Timber Works
The Custody Code
10th September 2019

The Custody Code

A new art film and installation exploring the role of the timber industry as custodian of our forests

Seed Store at Alice Holt Seed Extractory, © Amanda Loomes

Developed as part of the Forestry Commission’s centenary celebrations, The Custody Code by Amanda Loomes is a new art film which delves into the lives of the people who work in the UK timber industry: in so doing, it seeks to provide the wider public with a comprehensive understanding of the industry’s nature, role and responsibilities.

The Custody Code derives its name from the Programme for the Endorsement of Forest Certification’s Chain of Custody, which guarantees that the timber purchased by a consumer comes from a sustainable source. The film focuses on four forests – Alice Holt, Delamere, Kielder and Thetford – each of which was chosen because of the critical role that it plays within the timber industry. Alice Holt is home to the Forestry Commission’s seed laboratories, Delamere to a tree nursery. Kielder operates a year-round programme of harvesting and replanting operations, and Thetford is Britain’s largest manmade forest, one which was specifically designed to be regularly harvested. The Custody Code will be shown on a series of solar-powered monitors housed within a specially designed wooden structure made from sustainably sourced local timber, which was installed in Alice Holt in the summer and will be installed in Kielder in the autumn.
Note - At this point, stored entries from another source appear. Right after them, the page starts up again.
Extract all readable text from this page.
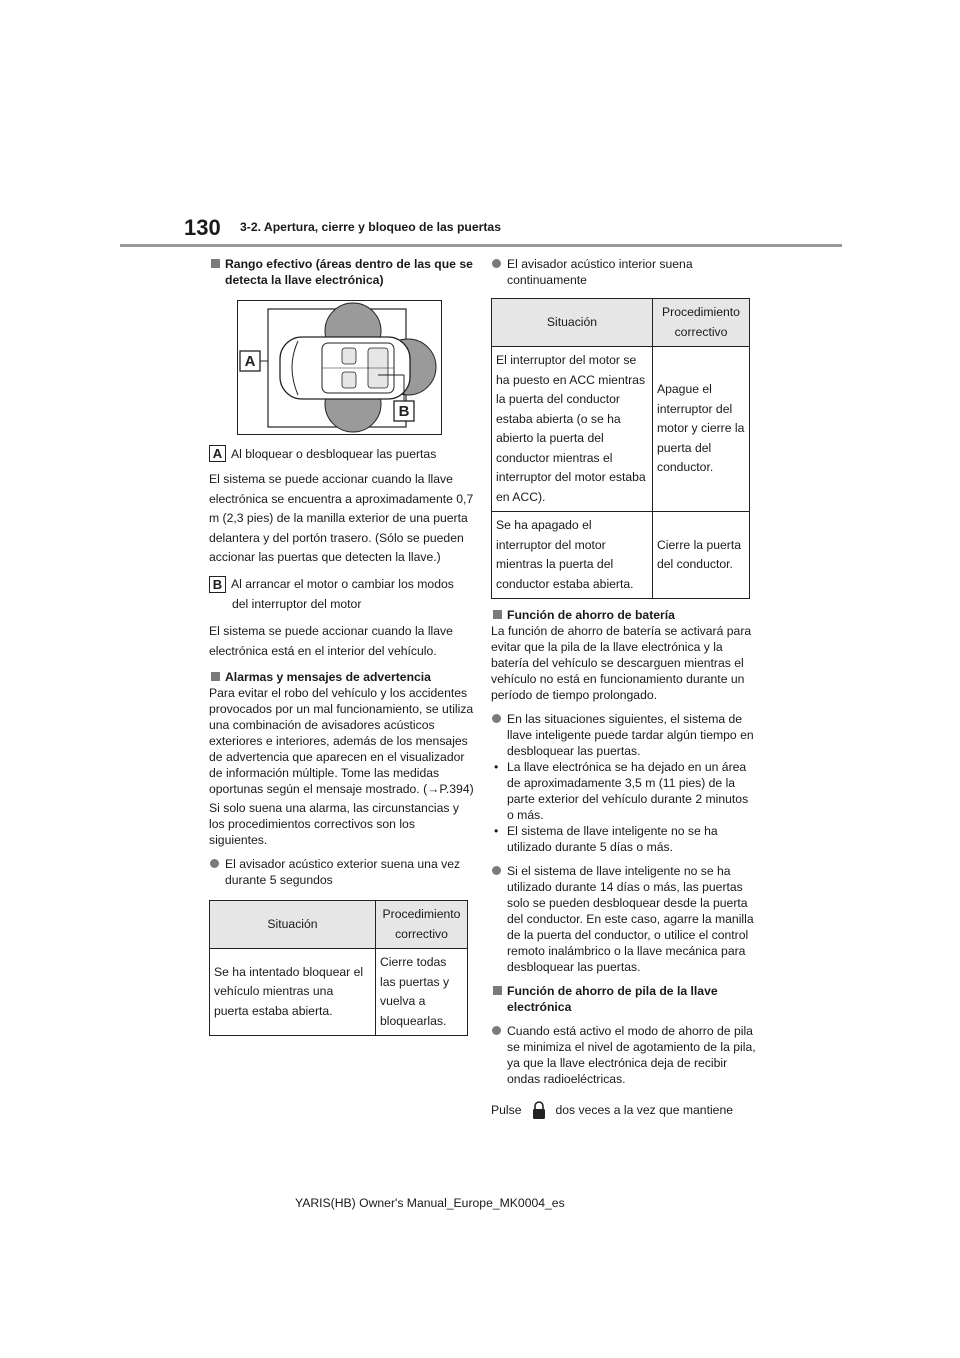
130 3-2. Apertura, cierre y bloqueo de las puertas

Rango efectivo (áreas dentro de las que se detecta la llave electrónica)

A
B

A Al bloquear o desbloquear las puertas

El sistema se puede accionar cuando la llave electrónica se encuentra a aproximadamente 0,7 m (2,3 pies) de la manilla exterior de una puerta delantera y del portón trasero. (Sólo se pueden accionar las puertas que detecten la llave.)

B Al arrancar el motor o cambiar los modos

del interruptor del motor

El sistema se puede accionar cuando la llave electrónica está en el interior del vehículo.

Alarmas y mensajes de advertencia

Para evitar el robo del vehículo y los accidentes provocados por un mal funcionamiento, se utiliza una combinación de avisadores acústicos exteriores e interiores, además de los mensajes de advertencia que aparecen en el visualizador de información múltiple. Tome las medidas oportunas según el mensaje mostrado. (→P.394)

Si solo suena una alarma, las circunstancias y los procedimientos correctivos son los siguientes.

El avisador acústico exterior suena una vez durante 5 segundos

Situación	Procedimiento correctivo
Se ha intentado bloquear el vehículo mientras una puerta estaba abierta.	Cierre todas las puertas y vuelva a bloquearlas.

El avisador acústico interior suena continuamente

Situación	Procedimiento correctivo
El interruptor del motor se ha puesto en ACC mientras la puerta del conductor estaba abierta (o se ha abierto la puerta del conductor mientras el interruptor del motor estaba en ACC).	Apague el interruptor del motor y cierre la puerta del conductor.
Se ha apagado el interruptor del motor mientras la puerta del conductor estaba abierta.	Cierre la puerta del conductor.

Función de ahorro de batería

La función de ahorro de batería se activará para evitar que la pila de la llave electrónica y la batería del vehículo se descarguen mientras el vehículo no está en funcionamiento durante un período de tiempo prolongado.

En las situaciones siguientes, el sistema de llave inteligente puede tardar algún tiempo en desbloquear las puertas.

• La llave electrónica se ha dejado en un área de aproximadamente 3,5 m (11 pies) de la parte exterior del vehículo durante 2 minutos o más.

• El sistema de llave inteligente no se ha utilizado durante 5 días o más.

Si el sistema de llave inteligente no se ha utilizado durante 14 días o más, las puertas solo se pueden desbloquear desde la puerta del conductor. En este caso, agarre la manilla de la puerta del conductor, o utilice el control remoto inalámbrico o la llave mecánica para desbloquear las puertas.

Función de ahorro de pila de la llave electrónica

Cuando está activo el modo de ahorro de pila se minimiza el nivel de agotamiento de la pila, ya que la llave electrónica deja de recibir ondas radioeléctricas.

Pulse	dos veces a la vez que mantiene
YARIS(HB) Owner's Manual_Europe_MK0004_es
In addition to the structure, a finger post will be installed in the centre of Newcastle, an hour’s drive from Kielder. (The same post was installed at Portsmouth Harbour when The Custody Code was at Alice Holt.) With each of the fingers pointing towards one of the forests featured in The Custody Code, the post will catch the public’s eye and guide them into the forest. In this way, they will trace the supply chain back from the finished product to the heart of the forest from which the timber was sourced. At the end of their journey they will find the wooden structure and the film which will allow them to travel beyond a simple recognition of the timber’s source to an in-depth understanding of the way in which the timber industry works and its role as the custodian of our forests.

Ian Tubby, the Forestry Commission’s Principal Advisor on Business and Markets comments that the growing recognition of the threat posed by climate change, pests and diseases gives us ‘…a big opportunity now to bring more woodlands into sustainable management. Harvesting timber from woodlands that have been neglected for years will both reduce our reliance on imports and also improve habitats and biodiversity. The Custody Code gives us a real opportunity to encourage people to make connections between sustainable woodland management and the products in their homes such as the furniture and the building materials. We hope that Amanda’s work will illustrate the importance and value of multipurpose forestry.

The Custody Code will be shown at Kielder, Northumberland from 18 September 2019 – 1 December 2019.